Depois, há o problema do computador. Como é que é quando um tipo morrer? Quando vierem caçar à viúva o espólio de inéditos? Levam-me a máquina e descobrem, na pasta ao lado dos poemas dedicados à Maria das Dores, no 7º ano, os vídeos da Jenna Jameson? Vão em busca do romance inédito e esbarram nas fotos do artista em pijama de estrunfes? Que deve um homem fazer? Apagar já tudo? E se eles nunca pedem os inéditos? E se um gajo demora a morrer? Tem de suportar o absurdo da vida sem estrunfes nem Jenna Jameson? Como?
Depois, há a questão dos amigos e conhecidos. Isto é muito importante. Depois de um tipo bater a bota, são eles que vão falar dele. Vão ser convidados para programas e conferências e botar faladura e nós não estaremos lá para fazer a defesa. Que se deve fazer, hoje, enquanto é tempo? Tratá-los bem, claro. Estudar umas frases boas para lançar para a mesa que eles possam citar depois. Ter um ou outro pequeno gesto heróico que eles possam contar, mais tarde, à Maria João Avillez. Agora, é bom que os cabrões tenham boa memória. Mas isso já não está nas nossas mãos…
Depois, isto passa. Vejo os meus gatos a brincar com joaninhas, trocam-me o nome com o da Alexandra Borges e telefonam-me da imprensa a pedir o número de telefone doutro gajo e fico porreiro.
Porreiro, sim. Que é para, um dia, não irem para os documentários dizer que eu era um arrogante insuportável.
Recordo, com saudade e algum tesão, as eleições da Miss Portugal. Era ainda no tempo em que o Festival da Canção era o acontecimento televisivo do ano e nada se lhe podia comparar, mas o concurso da Miss ocupava um honroso segundo patamar de nobreza. Era apresentado pelas mesmas peças de mobília, tinha ainda mais candidatos e uma vantagem: ninguém cantava. Por outro lado, não havia a chatice dos júris distribuídos por continente e ilhas, com os seus telefonemas cheios de feedback e vozes reais, contra a higiene inodora dos locutores de carreira. A coisa resolvia-se autoritária e aristocraticamente com um júri corajoso, cinzento, mudo e presente em estúdio.

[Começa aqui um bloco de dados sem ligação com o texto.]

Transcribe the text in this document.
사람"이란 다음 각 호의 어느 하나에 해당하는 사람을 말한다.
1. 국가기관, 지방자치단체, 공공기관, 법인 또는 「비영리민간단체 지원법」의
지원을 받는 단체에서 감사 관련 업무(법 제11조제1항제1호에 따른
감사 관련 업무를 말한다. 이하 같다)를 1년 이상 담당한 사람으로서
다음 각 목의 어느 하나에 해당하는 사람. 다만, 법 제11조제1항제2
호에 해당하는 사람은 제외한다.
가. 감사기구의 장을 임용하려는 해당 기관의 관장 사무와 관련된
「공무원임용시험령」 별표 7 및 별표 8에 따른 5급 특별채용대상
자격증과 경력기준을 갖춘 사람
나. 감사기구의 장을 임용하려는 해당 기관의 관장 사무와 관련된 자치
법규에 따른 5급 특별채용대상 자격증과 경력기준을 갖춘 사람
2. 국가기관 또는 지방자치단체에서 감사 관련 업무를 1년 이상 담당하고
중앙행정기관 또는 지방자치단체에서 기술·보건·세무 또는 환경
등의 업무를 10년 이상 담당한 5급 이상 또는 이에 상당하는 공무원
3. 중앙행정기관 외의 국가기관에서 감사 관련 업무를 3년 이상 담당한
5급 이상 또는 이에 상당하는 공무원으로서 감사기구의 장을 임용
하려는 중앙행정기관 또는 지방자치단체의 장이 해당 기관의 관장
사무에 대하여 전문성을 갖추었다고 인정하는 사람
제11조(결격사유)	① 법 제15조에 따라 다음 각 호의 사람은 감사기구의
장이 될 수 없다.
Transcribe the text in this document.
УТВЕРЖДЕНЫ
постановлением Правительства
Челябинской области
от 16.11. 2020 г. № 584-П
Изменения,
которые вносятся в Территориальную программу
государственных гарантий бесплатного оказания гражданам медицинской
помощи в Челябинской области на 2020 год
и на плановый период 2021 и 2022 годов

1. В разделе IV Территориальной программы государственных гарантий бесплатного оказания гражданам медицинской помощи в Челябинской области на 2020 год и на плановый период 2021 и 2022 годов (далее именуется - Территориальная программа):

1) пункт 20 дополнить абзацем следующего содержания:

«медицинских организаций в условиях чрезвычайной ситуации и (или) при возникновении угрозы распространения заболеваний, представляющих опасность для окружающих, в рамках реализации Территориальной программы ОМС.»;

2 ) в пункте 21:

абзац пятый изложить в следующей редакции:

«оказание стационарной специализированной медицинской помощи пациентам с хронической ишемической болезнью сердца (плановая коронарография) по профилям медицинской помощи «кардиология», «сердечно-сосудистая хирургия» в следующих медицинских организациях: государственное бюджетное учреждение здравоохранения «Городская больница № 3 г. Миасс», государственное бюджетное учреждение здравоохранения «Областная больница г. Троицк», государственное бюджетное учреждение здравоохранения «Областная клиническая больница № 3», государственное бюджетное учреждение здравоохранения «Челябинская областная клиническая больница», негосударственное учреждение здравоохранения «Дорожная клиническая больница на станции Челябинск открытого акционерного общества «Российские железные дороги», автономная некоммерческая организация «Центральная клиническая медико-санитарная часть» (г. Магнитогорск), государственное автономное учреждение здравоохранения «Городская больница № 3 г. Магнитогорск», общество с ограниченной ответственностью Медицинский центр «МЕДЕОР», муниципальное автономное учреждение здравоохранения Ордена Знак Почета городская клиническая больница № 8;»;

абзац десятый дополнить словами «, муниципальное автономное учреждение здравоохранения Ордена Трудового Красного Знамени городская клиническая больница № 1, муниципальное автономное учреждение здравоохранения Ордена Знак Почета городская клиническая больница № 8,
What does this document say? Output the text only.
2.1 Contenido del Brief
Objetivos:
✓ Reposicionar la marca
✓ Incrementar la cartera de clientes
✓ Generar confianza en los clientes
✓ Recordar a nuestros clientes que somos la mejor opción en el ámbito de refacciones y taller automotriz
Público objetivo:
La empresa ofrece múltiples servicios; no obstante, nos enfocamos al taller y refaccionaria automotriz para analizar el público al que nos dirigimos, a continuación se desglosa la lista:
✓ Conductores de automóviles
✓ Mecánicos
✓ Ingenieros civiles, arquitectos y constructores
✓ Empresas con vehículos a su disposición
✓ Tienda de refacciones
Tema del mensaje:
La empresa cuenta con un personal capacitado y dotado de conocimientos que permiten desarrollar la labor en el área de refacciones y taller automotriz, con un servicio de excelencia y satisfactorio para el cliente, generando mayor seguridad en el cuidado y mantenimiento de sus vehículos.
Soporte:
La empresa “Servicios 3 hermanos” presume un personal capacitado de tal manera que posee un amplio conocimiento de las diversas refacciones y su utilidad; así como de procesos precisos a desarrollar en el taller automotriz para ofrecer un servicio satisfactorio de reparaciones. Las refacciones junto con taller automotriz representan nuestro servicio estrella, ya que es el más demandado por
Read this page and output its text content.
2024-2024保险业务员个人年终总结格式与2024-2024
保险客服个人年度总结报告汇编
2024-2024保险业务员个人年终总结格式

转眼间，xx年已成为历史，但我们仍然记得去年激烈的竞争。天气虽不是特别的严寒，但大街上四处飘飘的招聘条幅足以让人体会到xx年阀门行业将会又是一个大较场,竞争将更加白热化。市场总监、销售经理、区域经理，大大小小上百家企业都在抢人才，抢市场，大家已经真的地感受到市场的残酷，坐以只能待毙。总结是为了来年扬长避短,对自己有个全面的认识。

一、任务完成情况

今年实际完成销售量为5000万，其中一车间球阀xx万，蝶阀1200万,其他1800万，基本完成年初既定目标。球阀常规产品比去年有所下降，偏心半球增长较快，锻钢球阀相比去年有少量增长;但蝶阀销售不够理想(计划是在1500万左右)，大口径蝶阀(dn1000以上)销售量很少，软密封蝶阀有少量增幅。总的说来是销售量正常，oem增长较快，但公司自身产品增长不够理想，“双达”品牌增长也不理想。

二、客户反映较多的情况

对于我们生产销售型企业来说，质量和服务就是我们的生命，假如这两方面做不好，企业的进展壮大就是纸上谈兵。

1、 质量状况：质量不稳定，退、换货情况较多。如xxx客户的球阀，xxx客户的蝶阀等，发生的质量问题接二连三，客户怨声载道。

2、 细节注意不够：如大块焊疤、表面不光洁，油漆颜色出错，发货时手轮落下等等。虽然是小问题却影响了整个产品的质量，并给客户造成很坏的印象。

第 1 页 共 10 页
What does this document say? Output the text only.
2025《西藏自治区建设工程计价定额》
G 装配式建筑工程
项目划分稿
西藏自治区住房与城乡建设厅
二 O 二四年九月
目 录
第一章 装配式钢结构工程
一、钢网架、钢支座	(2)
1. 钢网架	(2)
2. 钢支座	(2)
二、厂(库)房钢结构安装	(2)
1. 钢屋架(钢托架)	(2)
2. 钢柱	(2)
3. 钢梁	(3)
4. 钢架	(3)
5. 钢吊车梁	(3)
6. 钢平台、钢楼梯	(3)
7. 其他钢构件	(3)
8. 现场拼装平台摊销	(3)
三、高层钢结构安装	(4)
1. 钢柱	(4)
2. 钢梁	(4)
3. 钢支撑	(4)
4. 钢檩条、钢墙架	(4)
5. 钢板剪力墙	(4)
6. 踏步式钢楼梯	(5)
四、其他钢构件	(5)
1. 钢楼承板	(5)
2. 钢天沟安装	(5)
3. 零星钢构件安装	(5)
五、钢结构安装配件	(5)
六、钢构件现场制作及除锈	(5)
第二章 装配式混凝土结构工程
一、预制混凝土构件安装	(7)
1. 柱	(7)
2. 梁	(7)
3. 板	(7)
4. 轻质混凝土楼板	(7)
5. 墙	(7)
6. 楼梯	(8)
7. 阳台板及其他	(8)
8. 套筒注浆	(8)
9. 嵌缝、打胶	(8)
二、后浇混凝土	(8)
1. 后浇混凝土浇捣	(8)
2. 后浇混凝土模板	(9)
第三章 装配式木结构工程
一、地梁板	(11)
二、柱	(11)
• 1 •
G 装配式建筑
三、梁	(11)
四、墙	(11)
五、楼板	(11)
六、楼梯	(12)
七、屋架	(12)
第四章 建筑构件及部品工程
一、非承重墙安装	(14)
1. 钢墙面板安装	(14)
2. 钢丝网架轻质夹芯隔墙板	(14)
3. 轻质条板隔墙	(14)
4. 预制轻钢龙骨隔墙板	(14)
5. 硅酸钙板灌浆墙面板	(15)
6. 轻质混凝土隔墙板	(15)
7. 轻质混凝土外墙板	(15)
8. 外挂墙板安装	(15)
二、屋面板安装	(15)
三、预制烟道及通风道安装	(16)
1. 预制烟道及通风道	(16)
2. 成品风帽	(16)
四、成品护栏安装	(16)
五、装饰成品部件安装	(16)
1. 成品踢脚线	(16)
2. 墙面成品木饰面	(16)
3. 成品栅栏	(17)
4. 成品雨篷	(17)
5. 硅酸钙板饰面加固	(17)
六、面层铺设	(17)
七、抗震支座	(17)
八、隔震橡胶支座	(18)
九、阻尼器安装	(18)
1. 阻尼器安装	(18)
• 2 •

Gostava de imaginar como tinham ali chegado algumas das candidatas. Para estarem ali aquelas, que aspecto teriam as trezentas não seleccionadas que também haviam, num momento de delírio, recortado o cupão do Correio da Manhã? Seriam mulheres, ao menos? E recordo-me da tese das pressões. Porque nunca ganhava a candidata preferida lá de casa, falava-se em pressões. Havia pressões para que ganhasse a Laudelina, de Porto de Mós, e não a Eulália, do Pedrógão Grande. Claro. Eram os interesses. Sabe Deus que poder ficava nas mãos da Miss ‘87 – Jesus. É melhor nem pensar.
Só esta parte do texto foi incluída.